Friday, 17 July 2009

Criminal BVT despair

On 15 July, the All Party Parliamentary Group on Legal Aid heard evidence from legal aid practitioners near despair at the government’s plans for best value tendering (BVT) for police station and magistrates' court work. The committee, which is chaired by London MP Karen Buck, plans to push for an adjournment debate in the autumn, but this will probably be too late for Greater Manchester and Avon and Somerset which have been selected as pilot areas due to start in April next year.

Tony Edwards (TV Edwards LLP, London) won the outstanding achievement award at the Legal Aid Lawyer of the Year awards in December 2008 in recognition of his distinguished career in criminal legal aid. He also sat on the Legal Services Commission board for seven years and drove the quality agenda on criminal legal aid. His criticism of the potential impact of BVT on quality is therefore particularly compelling. In his view BVT as it is proposed is 'all about price competition and this will drive down quality'. Edwards pointed out that in his firm he has a supervisors to junior staff ratio of 2:1 whereas the proposal under BVT would allow up to 1:4. 'To compete on these terms my firm would have to change this by a factor of eight.' He went on to describe how most practitioners build their businesses on own client work which in itself is a method of quality control as clients return to or recommend a solicitor only if s/he does a good job. As the BVT proposals are currently drafted clients would be only able to choose a solicitor in the police station area in which they are arrested.

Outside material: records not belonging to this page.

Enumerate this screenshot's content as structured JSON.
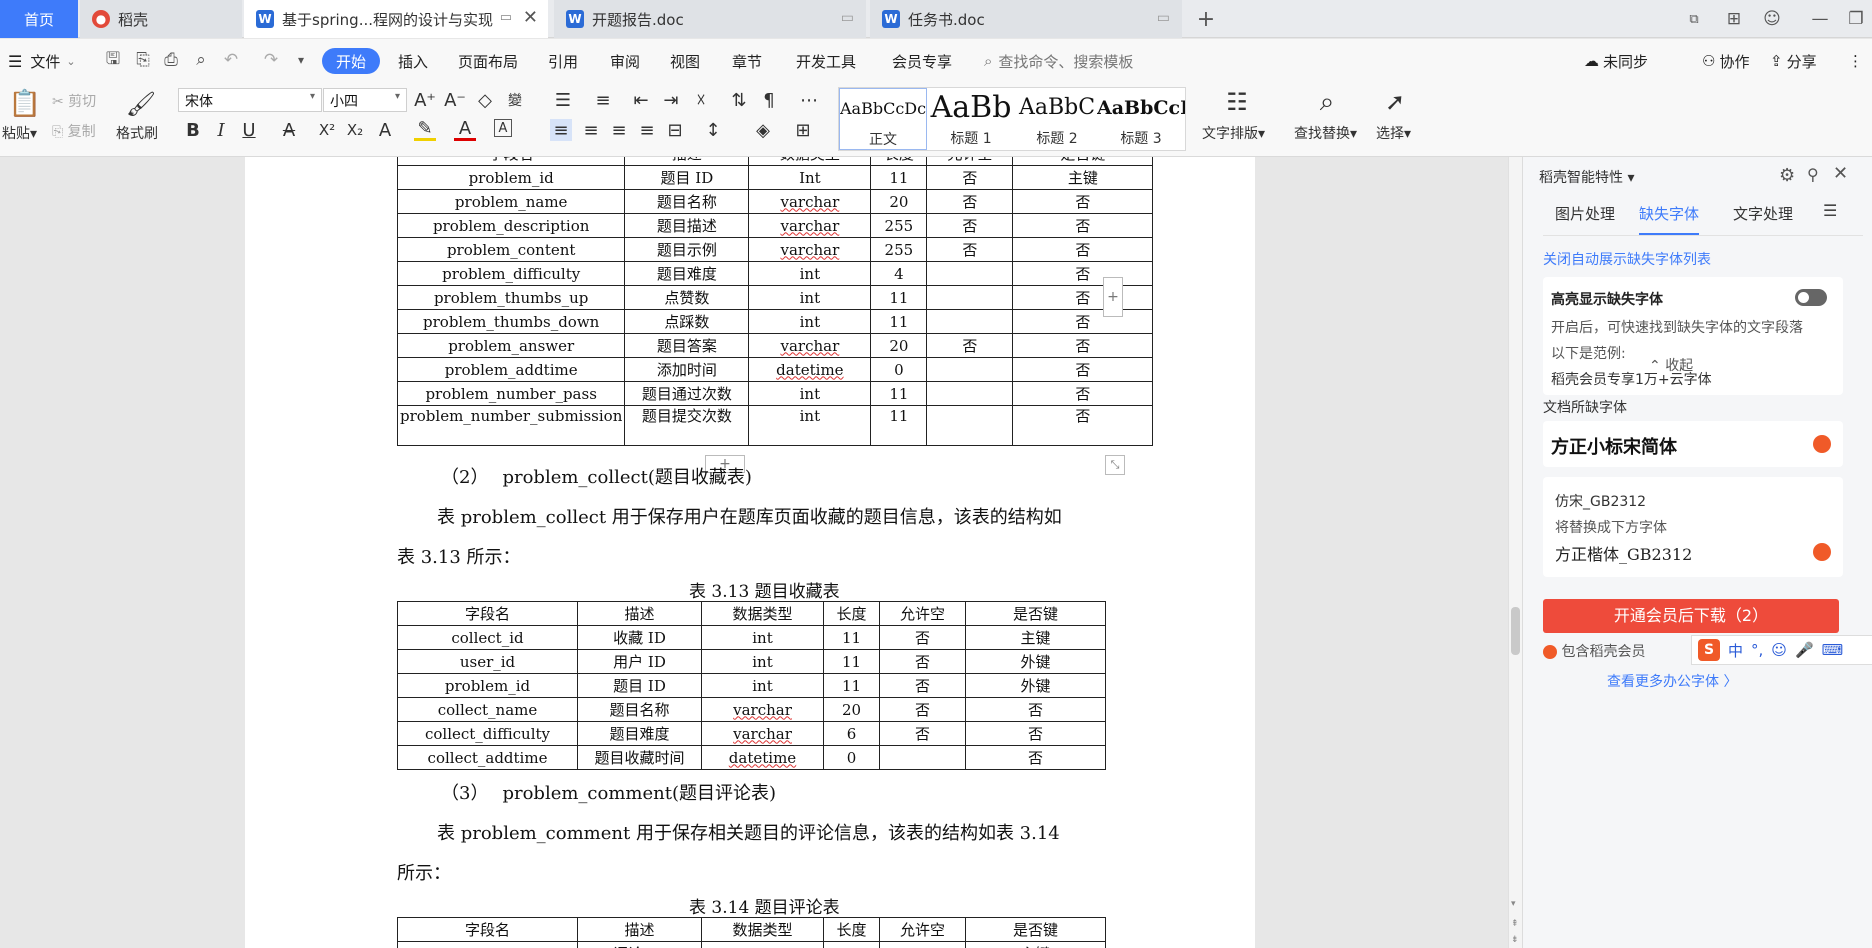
{
  "tabs": {
    "home": "首页",
    "daoke": "稻壳",
    "active_doc": "基于spring...程网的设计与实现",
    "doc2": "开题报告.doc",
    "doc3": "任务书.doc",
    "add": "+"
  },
  "menu": {
    "file": "文件",
    "items": [
      "开始",
      "插入",
      "页面布局",
      "引用",
      "审阅",
      "视图",
      "章节",
      "开发工具",
      "会员专享"
    ],
    "search_placeholder": "查找命令、搜索模板",
    "unsynced": "未同步",
    "collab": "协作",
    "share": "分享"
  },
  "ribbon": {
    "paste": "粘贴",
    "cut": "剪切",
    "copy": "复制",
    "format_painter": "格式刷",
    "font_name": "宋体",
    "font_size": "小四",
    "styles": [
      {
        "sample": "AaBbCcDc",
        "label": "正文"
      },
      {
        "sample": "AaBb",
        "label": "标题 1"
      },
      {
        "sample": "AaBbC",
        "label": "标题 2"
      },
      {
        "sample": "AaBbCcI",
        "label": "标题 3"
      }
    ],
    "text_layout": "文字排版",
    "find_replace": "查找替换",
    "select": "选择"
  },
  "doc": {
    "table1_rows": [
      [
        "problem_id",
        "题目 ID",
        "Int",
        "11",
        "否",
        "主键"
      ],
      [
        "problem_name",
        "题目名称",
        "varchar",
        "20",
        "否",
        "否"
      ],
      [
        "problem_description",
        "题目描述",
        "varchar",
        "255",
        "否",
        "否"
      ],
      [
        "problem_content",
        "题目示例",
        "varchar",
        "255",
        "否",
        "否"
      ],
      [
        "problem_difficulty",
        "题目难度",
        "int",
        "4",
        "",
        "否"
      ],
      [
        "problem_thumbs_up",
        "点赞数",
        "int",
        "11",
        "",
        "否"
      ],
      [
        "problem_thumbs_down",
        "点踩数",
        "int",
        "11",
        "",
        "否"
      ],
      [
        "problem_answer",
        "题目答案",
        "varchar",
        "20",
        "否",
        "否"
      ],
      [
        "problem_addtime",
        "添加时间",
        "datetime",
        "0",
        "",
        "否"
      ],
      [
        "problem_number_pass",
        "题目通过次数",
        "int",
        "11",
        "",
        "否"
      ],
      [
        "problem_number_submission",
        "题目提交次数",
        "int",
        "11",
        "",
        "否"
      ]
    ],
    "section2_num": "（2）",
    "section2_title": "problem_collect(题目收藏表)",
    "para2_line1": "表 problem_collect 用于保存用户在题库页面收藏的题目信息，该表的结构如",
    "para2_line2": "表 3.13 所示：",
    "caption2": "表 3.13 题目收藏表",
    "headers": [
      "字段名",
      "描述",
      "数据类型",
      "长度",
      "允许空",
      "是否键"
    ],
    "table2_rows": [
      [
        "collect_id",
        "收藏 ID",
        "int",
        "11",
        "否",
        "主键"
      ],
      [
        "user_id",
        "用户 ID",
        "int",
        "11",
        "否",
        "外键"
      ],
      [
        "problem_id",
        "题目 ID",
        "int",
        "11",
        "否",
        "外键"
      ],
      [
        "collect_name",
        "题目名称",
        "varchar",
        "20",
        "否",
        "否"
      ],
      [
        "collect_difficulty",
        "题目难度",
        "varchar",
        "6",
        "否",
        "否"
      ],
      [
        "collect_addtime",
        "题目收藏时间",
        "datetime",
        "0",
        "",
        "否"
      ]
    ],
    "section3_num": "（3）",
    "section3_title": "problem_comment(题目评论表)",
    "para3_line1": "表 problem_comment 用于保存相关题目的评论信息，该表的结构如表 3.14",
    "para3_line2": "所示：",
    "caption3": "表 3.14 题目评论表",
    "table3_partial": [
      "评论 ID",
      "主键"
    ]
  },
  "panel": {
    "title": "稻壳智能特性",
    "tabs": [
      "图片处理",
      "缺失字体",
      "文字处理"
    ],
    "close_auto": "关闭自动展示缺失字体列表",
    "highlight_title": "高亮显示缺失字体",
    "highlight_desc": "开启后，可快速找到缺失字体的文字段落",
    "example_label": "以下是范例:",
    "example_text": "稻壳会员专享1万+云字体",
    "collapse": "收起",
    "missing_label": "文档所缺字体",
    "font1": "方正小标宋简体",
    "font2_orig": "仿宋_GB2312",
    "replace_note": "将替换成下方字体",
    "font2_new": "方正楷体_GB2312",
    "download_btn": "开通会员后下载（2）",
    "includes": "包含稻壳会员",
    "more_fonts": "查看更多办公字体 〉"
  },
  "ime": {
    "lang": "中",
    "punct": "°,"
  }
}
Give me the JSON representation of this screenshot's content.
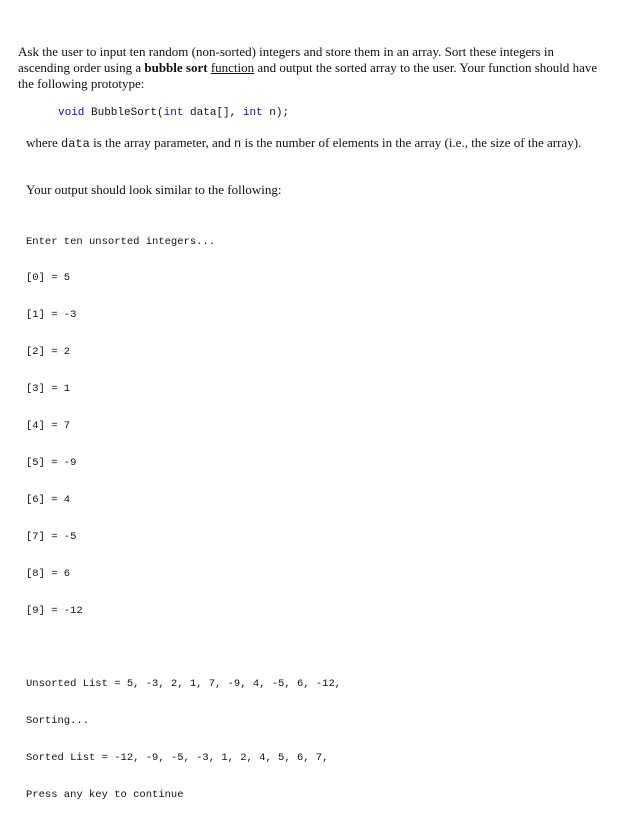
{
  "intro": {
    "part1": "Ask the user to input ten random (non-sorted) integers and store them in an array.  Sort these integers in ascending order using a ",
    "bold": "bubble sort",
    "space": " ",
    "underlined": "function",
    "part2": " and output the sorted array to the user.  Your function should have the following prototype:"
  },
  "prototype": {
    "kw_void": "void",
    "name": " BubbleSort(",
    "kw_int1": "int",
    "param1": " data[], ",
    "kw_int2": "int",
    "param2": " n);"
  },
  "where": {
    "prefix": "where ",
    "code1": "data",
    "mid": " is the array parameter, and ",
    "code2": "n",
    "suffix": " is the number of elements in the array (i.e., the size of the array)."
  },
  "output_heading": "Your output should look similar to the following:",
  "console": {
    "prompt": "Enter ten unsorted integers...",
    "entries": [
      "[0] = 5",
      "[1] = -3",
      "[2] = 2",
      "[3] = 1",
      "[4] = 7",
      "[5] = -9",
      "[6] = 4",
      "[7] = -5",
      "[8] = 6",
      "[9] = -12"
    ],
    "unsorted": "Unsorted List = 5, -3, 2, 1, 7, -9, 4, -5, 6, -12,",
    "sorting": "Sorting...",
    "sorted": "Sorted List = -12, -9, -5, -3, 1, 2, 4, 5, 6, 7,",
    "press": "Press any key to continue"
  }
}
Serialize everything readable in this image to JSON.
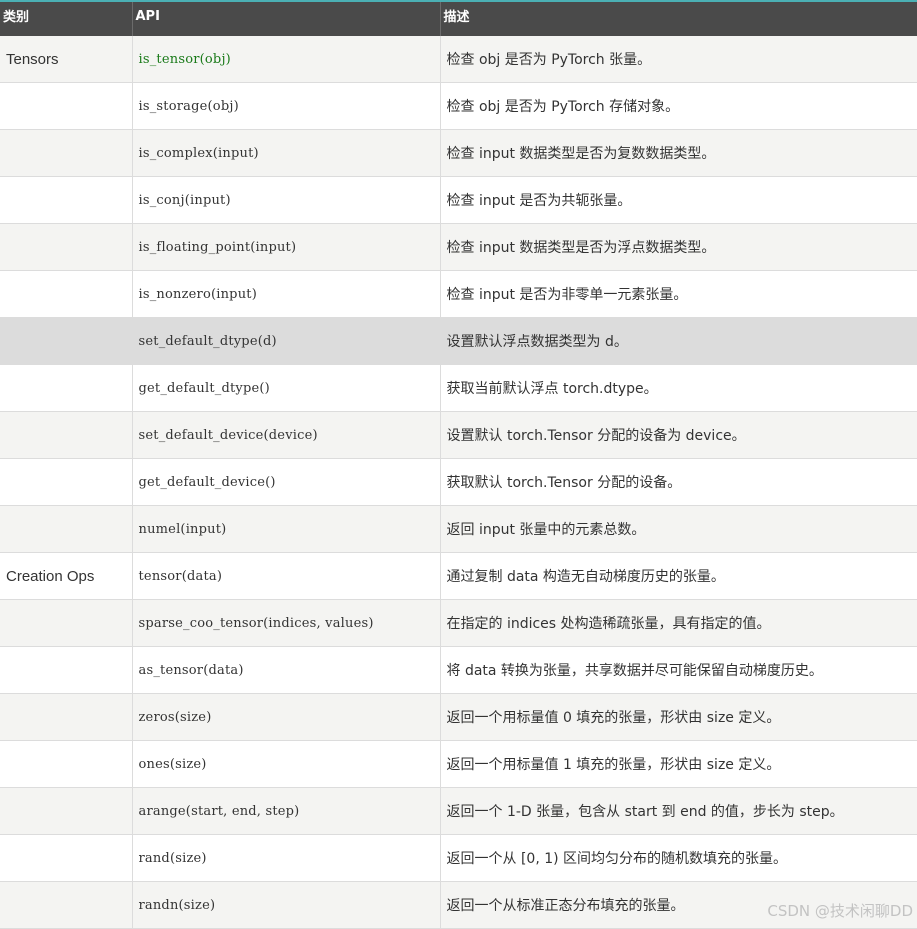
{
  "header": {
    "col_category": "类别",
    "col_api": "API",
    "col_desc": "描述"
  },
  "rows": [
    {
      "category": "Tensors",
      "api": "is_tensor(obj)",
      "desc": "检查 obj 是否为 PyTorch 张量。"
    },
    {
      "category": "",
      "api": "is_storage(obj)",
      "desc": "检查 obj 是否为 PyTorch 存储对象。"
    },
    {
      "category": "",
      "api": "is_complex(input)",
      "desc": "检查 input 数据类型是否为复数数据类型。"
    },
    {
      "category": "",
      "api": "is_conj(input)",
      "desc": "检查 input 是否为共轭张量。"
    },
    {
      "category": "",
      "api": "is_floating_point(input)",
      "desc": "检查 input 数据类型是否为浮点数据类型。"
    },
    {
      "category": "",
      "api": "is_nonzero(input)",
      "desc": "检查 input 是否为非零单一元素张量。"
    },
    {
      "category": "",
      "api": "set_default_dtype(d)",
      "desc": "设置默认浮点数据类型为 d。"
    },
    {
      "category": "",
      "api": "get_default_dtype()",
      "desc": "获取当前默认浮点 torch.dtype。"
    },
    {
      "category": "",
      "api": "set_default_device(device)",
      "desc": "设置默认 torch.Tensor 分配的设备为 device。"
    },
    {
      "category": "",
      "api": "get_default_device()",
      "desc": "获取默认 torch.Tensor 分配的设备。"
    },
    {
      "category": "",
      "api": "numel(input)",
      "desc": "返回 input 张量中的元素总数。"
    },
    {
      "category": "Creation Ops",
      "api": "tensor(data)",
      "desc": "通过复制 data 构造无自动梯度历史的张量。"
    },
    {
      "category": "",
      "api": "sparse_coo_tensor(indices, values)",
      "desc": "在指定的 indices 处构造稀疏张量，具有指定的值。"
    },
    {
      "category": "",
      "api": "as_tensor(data)",
      "desc": "将 data 转换为张量，共享数据并尽可能保留自动梯度历史。"
    },
    {
      "category": "",
      "api": "zeros(size)",
      "desc": "返回一个用标量值 0 填充的张量，形状由 size 定义。"
    },
    {
      "category": "",
      "api": "ones(size)",
      "desc": "返回一个用标量值 1 填充的张量，形状由 size 定义。"
    },
    {
      "category": "",
      "api": "arange(start, end, step)",
      "desc": "返回一个 1-D 张量，包含从 start 到 end 的值，步长为 step。"
    },
    {
      "category": "",
      "api": "rand(size)",
      "desc": "返回一个从 [0, 1) 区间均匀分布的随机数填充的张量。"
    },
    {
      "category": "",
      "api": "randn(size)",
      "desc": "返回一个从标准正态分布填充的张量。"
    }
  ],
  "watermark": "CSDN @技术闲聊DD",
  "colors": {
    "header_bg": "#4a4a4a",
    "header_accent": "#4bb0b4",
    "row_odd": "#f4f4f2",
    "row_even": "#ffffff",
    "row_highlight": "#dcdcdc",
    "api_link_green": "#1a7a1a"
  }
}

Another heavyweight of the criminal practitioner’s world, Rodney Warren, also gave evidence. Warren talked about 'the different world' of undertaking criminal legal aid work in the early 1980s before the introduction of the Police and Criminal Evidence Act (PACE) 1984. He fears that for firms to compete in a BVT system they will have to cut corners leading to miscarriages of justice. Edwards said: ' … it troubles me the amount of police officers younger than I and the even younger Ministry of Justice civil servants who try to argue that times have changed from the pre-PACE days'. He went on to tell the group about a recent experience when he attended a police station. 'A detective sergeant was attempting to bully a 16 year old into confessing to a robbery he was not guilty of. This had to be challenged and I doubt if it was not for my age and experience the sergeant would have backed down.'

Some informed opinion believes that the general roll-out of BVT will not happen as it straddles the general election and any incoming government will want to take stock before proceeding. Edwards believes a market mechanism might control the price of the work but what is proposed could 'destroy the very best firms'. A re-evaluation of BVT then would seem to be the best way forward.